Somut olayda; davacı işçi davalı işveren iş yerinde 16.08.1997-29.06.2007 ve 22.02.2008-12.02.2012 tarihleri arasında 13 yıl 1 ay 10 gün çalıştığını ileri sürerken; davalı işveren davacının 1997-2012 tarihleri arasında fasılalı olarak çalıştığını savunmaktadır. Mahkemece aldırılan ve hükme esas alınan bilirkişi raporunda ise davacının, 04.08.1997 - 15.03.2003 tarihleri arası fiilen 5 yıl 5 ay 5 gün, 24.11.2004 - 18.01.2005 tarihleri arası 1 ay 26 gün, 07.03.2005 - 15.06.2006 tarihleri arası 1 yıl 3 ay 9 gün, 22.02.2008 - 31.01.2012 tarihleri arası 3 yıl 11 ay 10 gün olmak üzere toplam 10 yıl 9 ay 20 gün çalışması olduğu belirtilmiştir. Bilirkişi raporunda farklı sicil numaralı işverenlere ait bildirim dönemleri dışlanmış olup, bu şirketlerle ilgili araştırma ve inceleme yapılmadığı anlaşılmaktadır. Öncelikle; söz konusu farklı sicil numaralı iş yerlerinin hangi şirketlere ait olduğu, bu şirketlerle davalı şirket arasında herhangi bir organik bağ bulunup bulunmadığı, bildirim yapılan dönemlerde alt işverenlik ilişkisi bulunup bulunmadığı belirlenmeli, oluşacak sonuca göre davacının hizmet süresi tespit edilmeli, dava konusu alacaklar da yeniden bir değerlendirmeye tabi tutulmalıdır.
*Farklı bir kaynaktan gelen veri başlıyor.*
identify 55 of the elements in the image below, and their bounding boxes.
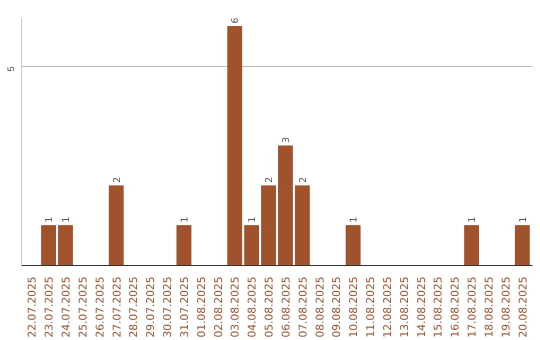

Eksik inceleme ve araştırma ile sonuca gidilmesi hatalı olup bozmayı gerektirmiştir.
3-Davacı işçinin önceki çalışmalarının tasfiye edilip edilmediği hususunda taraflar arasında uyuşmazlık bulunmaktadır.
Mülga 1475 sayılı İş Kanunu"nun 14/2 maddesi, işçinin aynı işverene bağlı olarak bir ya da değişik iş yerlerinde çalıştığı sürelerin kıdem hesabı yönünden birleştirileceğini hükme bağlamıştır. O halde kıdem tazminatına hak kazanmaya dair bir yıllık sürenin hesabında, işçinin daha önceki fasılalı çalışmaları dikkate alınır. Bununla birlikte, her bir fesih şeklinin kıdem tazminatına hak kazanacak şekilde gerçekleşmesi, hizmet birleştirmesi için şarttır. İşçinin önceki çalışmaları sebebiyle kıdem tazminatı ödenmişse, aynı dönem için iki defa kıdem tazminatı ödenemeyeceğinden, tasfiye edilen dönemin kıdem tazminatı hesabında dikkate alınması mümkün olmaz. Yine, istifa etmek suretiyle işyerinden ayrılan işçi kıdem tazminatına hak kazanmayacağından, istifa yoluyla sona eren önceki dönem çalışmaları kıdem tazminatı hesabında dikkate alınmaz. Ancak aynı işverene ait bir ya da değişik iş yerlerinde çalışılan süre için kıdem tazminatı ödenmemişse, bu süre aynı işverende geçen sonraki hizmet süresine eklenerek son ücret üzerinden kıdem tazminatı hesaplanmalıdır.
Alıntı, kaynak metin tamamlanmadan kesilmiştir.